I take solace in the indestructibility of energy.

One of my dearest friend’s mummy died this Christmas and I feel so deeply saddened to hear the news. It also touches that part of me that is unprepared for the inevitable passing of my own mummy. I take much solace from this. If you have lost someone you love, I hope you find some comfort in this too.

You want a physicist to speak at your funeral. You want the physicist to talk to your grieving family about the conservation of energy, so they will understand that your energy has not died. You want the physicist to remind your sobbing mother about the first law of thermodynamics; that no energy gets created in the universe, and none is destroyed. You want your mother to know that all your energy, every vibration, every Btu of heat, every wave of every particle that was her beloved child remains with her in this world. You want the physicist to tell your weeping father that amid energies of the cosmos, you gave as good as you got.

And at one point you’d hope that the physicist would step down from the pulpit and walk to your brokenhearted spouse there in the pew and tell him/her that all the photons that ever bounced off your face, all the particles whose paths were interrupted by your smile, by the touch of your hair, hundreds of trillions of particles, have raced off like children, their ways forever changed by you. And as your widow rocks in the arms of a loving family, may the physicist let him/her know that all the photons that bounced from you were gathered in the particle detectors that are her/his eyes, that those photons created within her/him constellations of electromagnetically charged neurons whose energy will go on forever.

And the physicist will remind the congregation of how much of all our energy is given off as heat. There may be a few fanning themselves with their programs as he says it. And he will tell them that the warmth that flowed through you in life is still here, still part of all that we are, even as we who mourn continue the heat of our own lives.

And you’ll want the physicist to explain to those who loved you that they need not have faith; indeed, they should not have faith. Let them know that they can measure, that scientists have measured precisely the conservation of energy and found it accurate, verifiable and consistent across space and time.

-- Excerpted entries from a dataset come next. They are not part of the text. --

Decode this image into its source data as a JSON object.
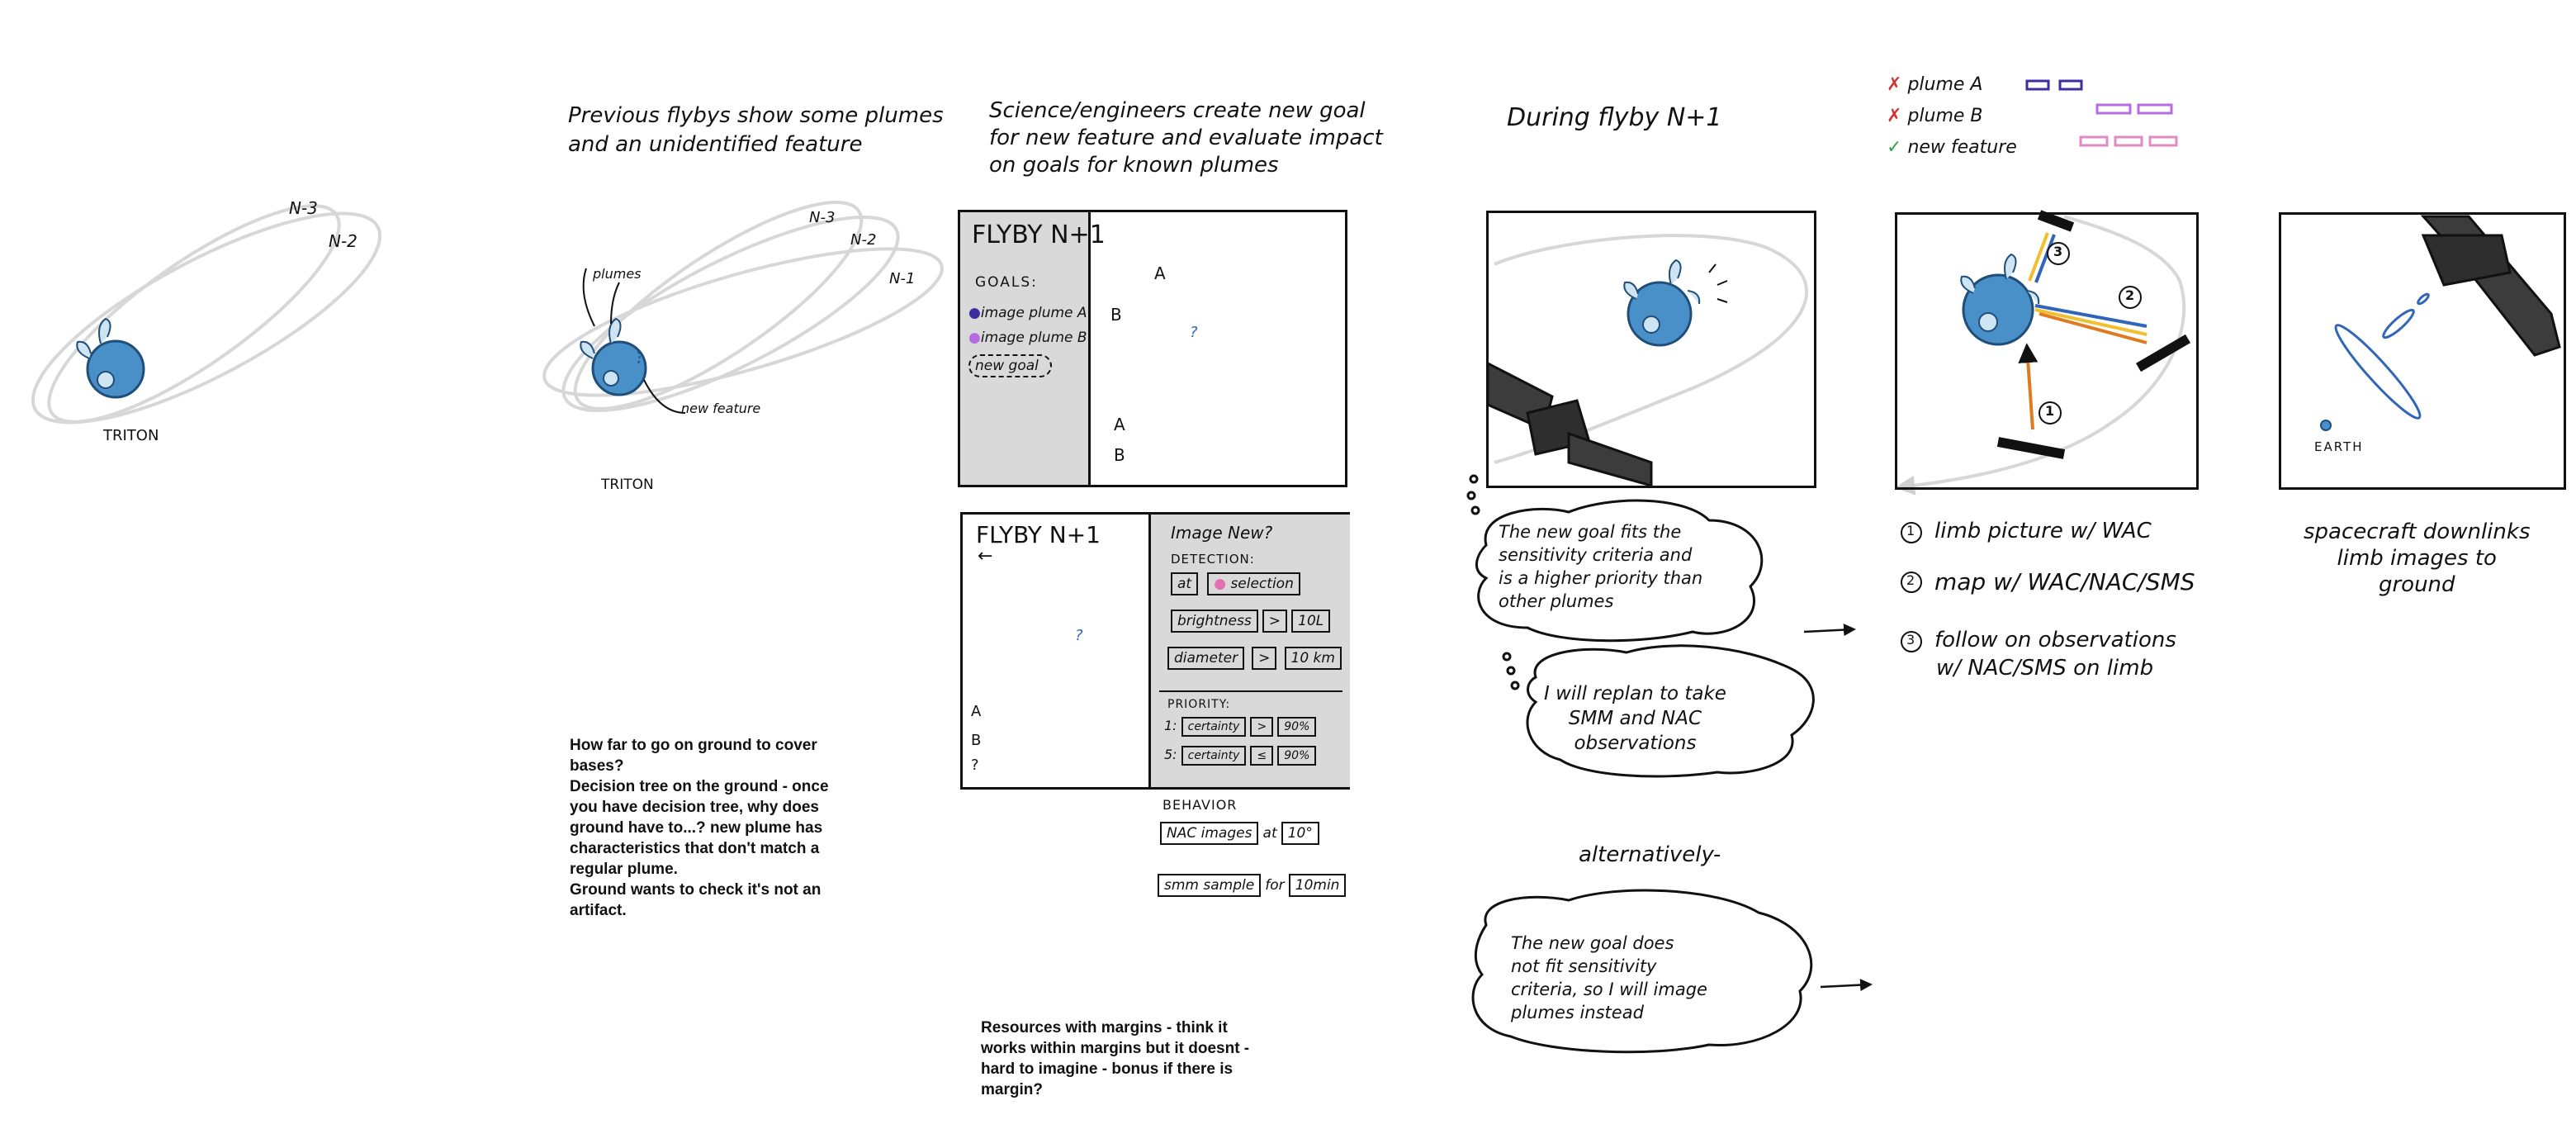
{
  "panel1": {
    "labels": [
      "N-3",
      "N-2"
    ],
    "moon": "TRITON"
  },
  "panel2": {
    "title": [
      "Previous flybys show some plumes",
      "and an unidentified feature"
    ],
    "labels": [
      "N-3",
      "N-2",
      "N-1"
    ],
    "plumes": "plumes",
    "new_feature": "new feature",
    "moon": "TRITON",
    "notes": [
      "How far to go on ground to cover",
      "bases?",
      "Decision tree on the ground - once",
      "you have decision tree, why does",
      "ground have to...? new plume has",
      "characteristics that don't match a",
      "regular plume.",
      "Ground wants to check it's not an",
      "artifact."
    ]
  },
  "panel3": {
    "title": [
      "Science/engineers create new goal",
      "for new feature and evaluate impact",
      "on goals for known plumes"
    ],
    "top": {
      "header": "FLYBY N+1",
      "goals_label": "GOALS:",
      "goal_a": "image plume A",
      "goal_b": "image plume B",
      "new_goal": "new goal",
      "plume_a": "A",
      "plume_b": "B",
      "q": "?"
    },
    "bottom": {
      "header": "FLYBY N+1",
      "back": "←",
      "image_new": "Image New?",
      "detection": "DETECTION:",
      "at": "at",
      "selection": "selection",
      "brightness": "brightness",
      "gt": ">",
      "brightness_val": "10L",
      "diameter": "diameter",
      "diameter_val": "10 km",
      "priority": "PRIORITY:",
      "p1": "1:",
      "p5": "5:",
      "certainty": "certainty",
      "le": "≤",
      "c1_val": "90%",
      "c5_val": "90%",
      "series": [
        "A",
        "B",
        "?"
      ]
    },
    "behavior": "BEHAVIOR",
    "nac": "NAC images",
    "at": "at",
    "nac_val": "10°",
    "smm": "smm sample",
    "for": "for",
    "smm_val": "10min",
    "notes": [
      "Resources with margins - think it",
      "works within margins but it doesnt -",
      "hard to imagine - bonus if there is",
      "margin?"
    ]
  },
  "panel4": {
    "title": "During flyby N+1",
    "bubble1": [
      "The new goal fits the",
      "sensitivity criteria and",
      "is a higher priority than",
      "other plumes"
    ],
    "bubble2": [
      "I will replan to take",
      "SMM and NAC",
      "observations"
    ],
    "alt": "alternatively-",
    "bubble3": [
      "The new goal does",
      "not fit sensitivity",
      "criteria, so I will image",
      "plumes instead"
    ],
    "arrow": "→"
  },
  "panel5": {
    "legend": [
      {
        "mark": "✗",
        "label": "plume A",
        "color": "#d33333"
      },
      {
        "mark": "✗",
        "label": "plume B",
        "color": "#d33333"
      },
      {
        "mark": "✓",
        "label": "new feature",
        "color": "#3aa04a"
      }
    ],
    "numbers": [
      "1",
      "2",
      "3"
    ],
    "steps": [
      {
        "n": "1",
        "text": "limb picture w/ WAC"
      },
      {
        "n": "2",
        "text": "map w/ WAC/NAC/SMS"
      },
      {
        "n": "3",
        "text": "follow on observations"
      }
    ],
    "step3_cont": "w/ NAC/SMS on limb"
  },
  "panel6": {
    "earth": "EARTH",
    "caption": [
      "spacecraft downlinks",
      "limb images to",
      "ground"
    ]
  }
}
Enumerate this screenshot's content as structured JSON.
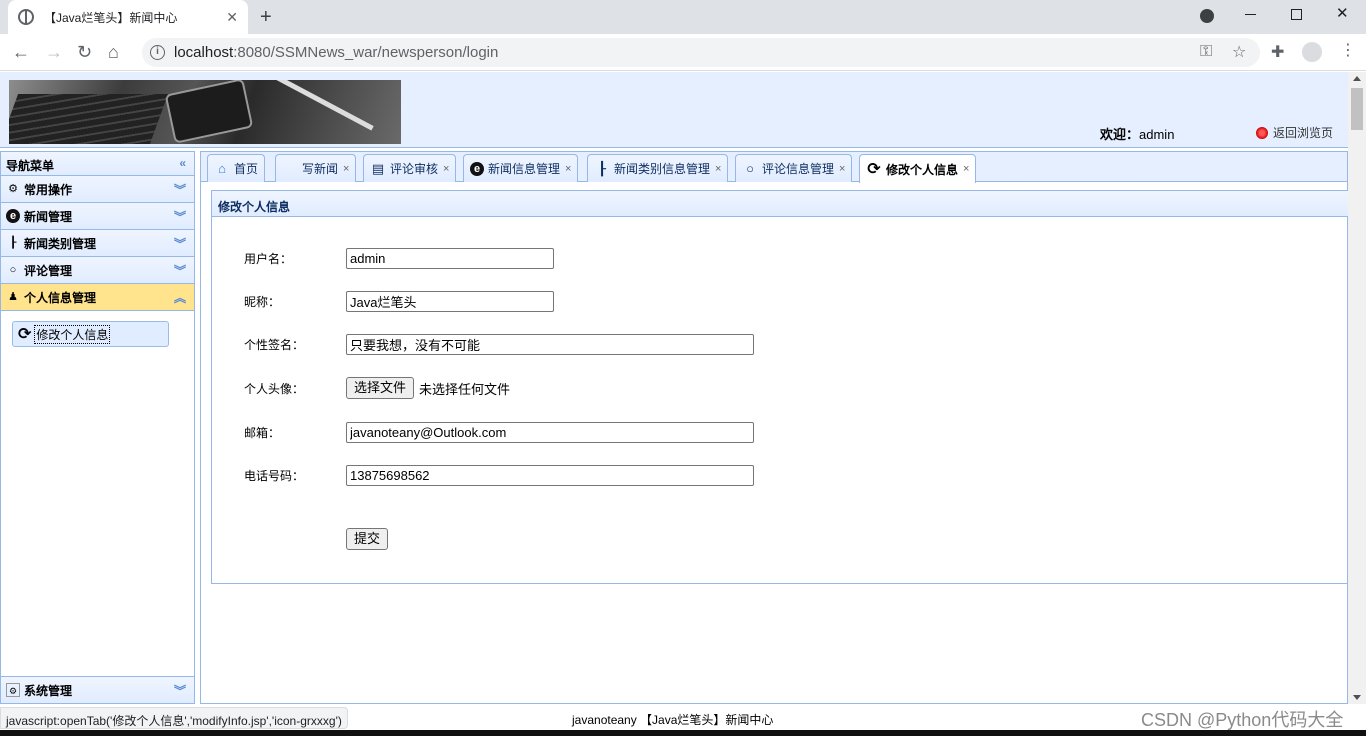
{
  "browser": {
    "tab_title": "【Java烂笔头】新闻中心",
    "tab_close": "✕",
    "new_tab": "+",
    "url_host": "localhost",
    "url_rest": ":8080/SSMNews_war/newsperson/login"
  },
  "header": {
    "welcome_label": "欢迎：",
    "username": "admin",
    "return_link": "返回浏览页"
  },
  "sidebar": {
    "title": "导航菜单",
    "sections": [
      {
        "label": "常用操作",
        "icon": "gear-icon"
      },
      {
        "label": "新闻管理",
        "icon": "circle-e-icon"
      },
      {
        "label": "新闻类别管理",
        "icon": "tree-icon"
      },
      {
        "label": "评论管理",
        "icon": "speech-bubble-icon"
      },
      {
        "label": "个人信息管理",
        "icon": "person-icon"
      }
    ],
    "active_item": "修改个人信息",
    "system": "系统管理"
  },
  "tabs": [
    {
      "label": "首页",
      "icon": "home-icon",
      "closable": false
    },
    {
      "label": "写新闻",
      "icon": "",
      "closable": true
    },
    {
      "label": "评论审核",
      "icon": "comment-review-icon",
      "closable": true
    },
    {
      "label": "新闻信息管理",
      "icon": "circle-e-icon",
      "closable": true
    },
    {
      "label": "新闻类别信息管理",
      "icon": "tree-icon",
      "closable": true
    },
    {
      "label": "评论信息管理",
      "icon": "speech-bubble-icon",
      "closable": true
    },
    {
      "label": "修改个人信息",
      "icon": "refresh-icon",
      "closable": true,
      "active": true
    }
  ],
  "form": {
    "title": "修改个人信息",
    "username_label": "用户名：",
    "username_value": "admin",
    "nickname_label": "昵称：",
    "nickname_value": "Java烂笔头",
    "signature_label": "个性签名：",
    "signature_value": "只要我想，没有不可能",
    "avatar_label": "个人头像：",
    "file_button": "选择文件",
    "file_status": "未选择任何文件",
    "email_label": "邮箱：",
    "email_value": "javanoteany@Outlook.com",
    "phone_label": "电话号码：",
    "phone_value": "13875698562",
    "submit": "提交"
  },
  "status": {
    "link_preview": "javascript:openTab('修改个人信息','modifyInfo.jsp','icon-grxxxg')",
    "footer": "javanoteany 【Java烂笔头】新闻中心",
    "watermark": "CSDN @Python代码大全"
  }
}
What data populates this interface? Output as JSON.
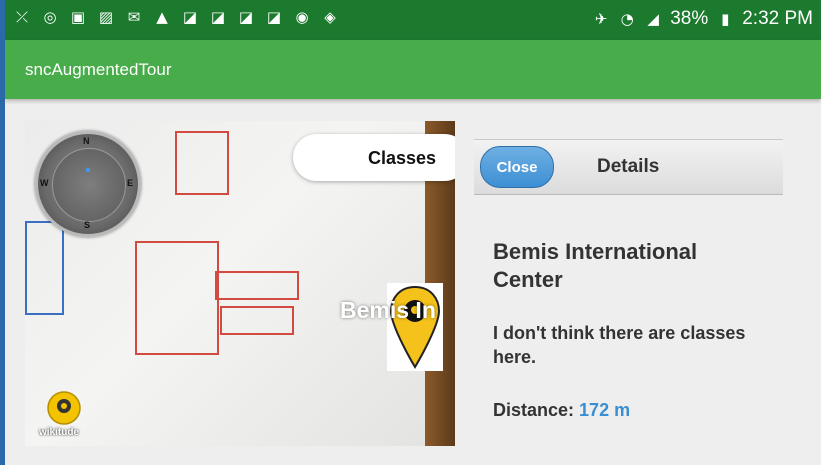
{
  "status_bar": {
    "left_icons": [
      "missed-call-icon",
      "sync-icon",
      "instagram-icon",
      "image-icon",
      "gmail-icon",
      "warning-icon",
      "flipboard-icon",
      "flipboard-icon",
      "flipboard-icon",
      "flipboard-icon",
      "voicemail-icon",
      "drive-icon"
    ],
    "battery": "38%",
    "time": "2:32 PM"
  },
  "app_bar": {
    "title": "sncAugmentedTour"
  },
  "camera": {
    "radar_directions": {
      "north": "N",
      "east": "E",
      "south": "S",
      "west": "W"
    },
    "filter_button": "Classes",
    "poi_label": "Bemis In",
    "logo_text": "wikitude"
  },
  "details": {
    "close_label": "Close",
    "header_title": "Details",
    "place_name": "Bemis International Center",
    "description": "I don't think there are classes here.",
    "distance_label": "Distance:",
    "distance_value": "172 m"
  },
  "colors": {
    "status_bar": "#1b7a2e",
    "app_bar": "#47ac49",
    "close_button": "#4a97d8",
    "distance_value": "#3a8fd3"
  }
}
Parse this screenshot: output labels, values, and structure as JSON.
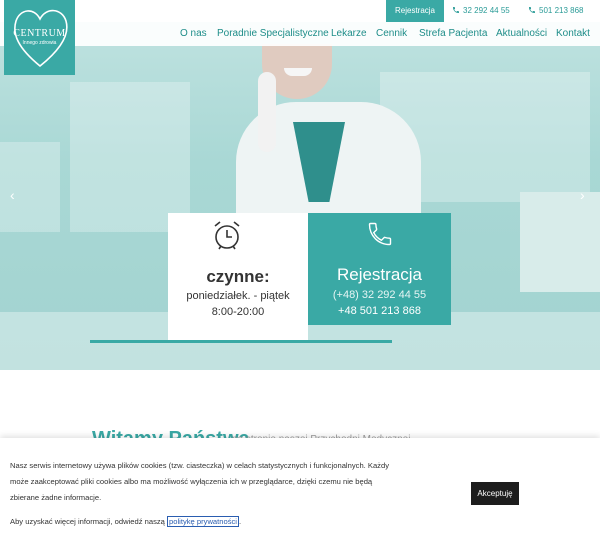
{
  "topbar": {
    "register_label": "Rejestracja",
    "phone1": "32 292 44 55",
    "phone2": "501 213 868"
  },
  "logo": {
    "brand": "CENTRUM",
    "tagline": "Innego zdrowia"
  },
  "nav": {
    "items": [
      "O nas",
      "Poradnie Specjalistyczne",
      "Lekarze",
      "Cennik",
      "Strefa Pacjenta",
      "Aktualności",
      "Kontakt"
    ]
  },
  "hours_card": {
    "title": "czynne:",
    "days": "poniedziałek. - piątek",
    "hours": "8:00-20:00"
  },
  "register_card": {
    "title": "Rejestracja",
    "phone1": "(+48) 32 292 44 55",
    "phone2": "+48 501 213 868"
  },
  "welcome": {
    "title": "Witamy Państwa",
    "subtitle": "na stronie naszej Przychodni Medycznej"
  },
  "cookie": {
    "text": "Nasz serwis internetowy używa plików cookies (tzw. ciasteczka) w celach statystycznych i funkcjonalnych. Każdy może zaakceptować pliki cookies albo ma możliwość wyłączenia ich w przeglądarce, dzięki czemu nie będą zbierane żadne informacje.",
    "more_prefix": "Aby uzyskać więcej informacji, odwiedź naszą",
    "policy_link": "politykę prywatności",
    "policy_suffix": ".",
    "accept_label": "Akceptuję"
  },
  "colors": {
    "accent": "#3aa9a5",
    "dark_button": "#1d1d1d"
  }
}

You can hope your family will examine the evidence and satisfy themselves that the science is sound and that they’ll be comforted to know your energy’s still around. According to the law of the conservation of energy, not a bit of you is gone; you’re just less orderly.

– Aaron Freeman

Mrs Iluyomade, may your energy continue to light the hearts of all whose lives you touched.

Death, you damn bastard.

My friend has a deadly brain tumor. They have done all they can, and now its time to rest and await Death, that damn bastard.

He is more than my friend, he is my mentor – the guy I looked up to for the longest time, though not of the same mother or father, he is my brother. He made everything alright for a lot of people – me included.

So much can be said of him now… so many occasions can be remembered. but there will be time for those – when the brandy is flowing and his friends are gathered.

I remember him picking me up from the airport when I first ever set foot in the UK, in his suit and his Mercedes. I remember the drive from the airport with him, to my brother’s shared flat. The thought that I had him in the same country as me made my uncertain future a little more certain.

He was always the expected guest at the party, the soul of the group. For as long as I can remember, he was Mr Dependable. He supported his parents and his siblings back home. He shouldered responsibilities many would shirk and he did this with dignity and maturity. He commanded the respect of his peers and the love of his friends. A love that transcended petty fallouts, one based on honor and respect and an appreciation that this was one damn fine human being.

He was….No he IS a good man.

Sure he had his demons, he perhaps drank a little too much. He could be cocky and perceptibly arrogant.

His love for life and all within it was legendary, he loved wine, women and a good time. But when the time came for him to take his place amongst the respectably settled, he did so with his trademark confidence and fortitude and was equally successful at it as he was in all he undertook. He became a husband and a father to three beautiful children.

But now the death that has shadowed him for two long years now is finally upon him and the twilight is near. If death could make a mistake, this would qualify as a pretty big one.

Death , you damn bastard. Why would you take this man whose life has been a working lighthouse to many lesser opportuned souls cast adrift in a harsh world? Why abandon his family, his friends to a future without his wit, his confidence , his friendship and love? Surely there has been some sort of error, perhaps you got your list wrong. Maybe you spelt the name incorrectly. You damn bastard Death, spare him and redeem yourself. Can you not see it’s not his time?

I cannot imagine a world without him in it, at least not such a happy one.

After the sun has set on his story and the tears have fallen, life will go on. Age will tell on us all, memories will fade and in time the loss will dull. Yet his children will bear testimony that he did indeed walk this earth and through them his legacy must live on.

Perhaps one can take a simple lesson from all this. Be like him. Help all you can and enjoy life to the full. So that when that damn bastard , Death comes to harvest your soul, you can say with absolute dignity and resolve that you led a good life and that you were now ready for the next. That you have done your best and the rest is left to , well, the rest.

I salute you my friend, my brother. I will grieve you for a long time. In those moments when your name is uttered in friendly banter, be assured that it will be with respect and fondest memories.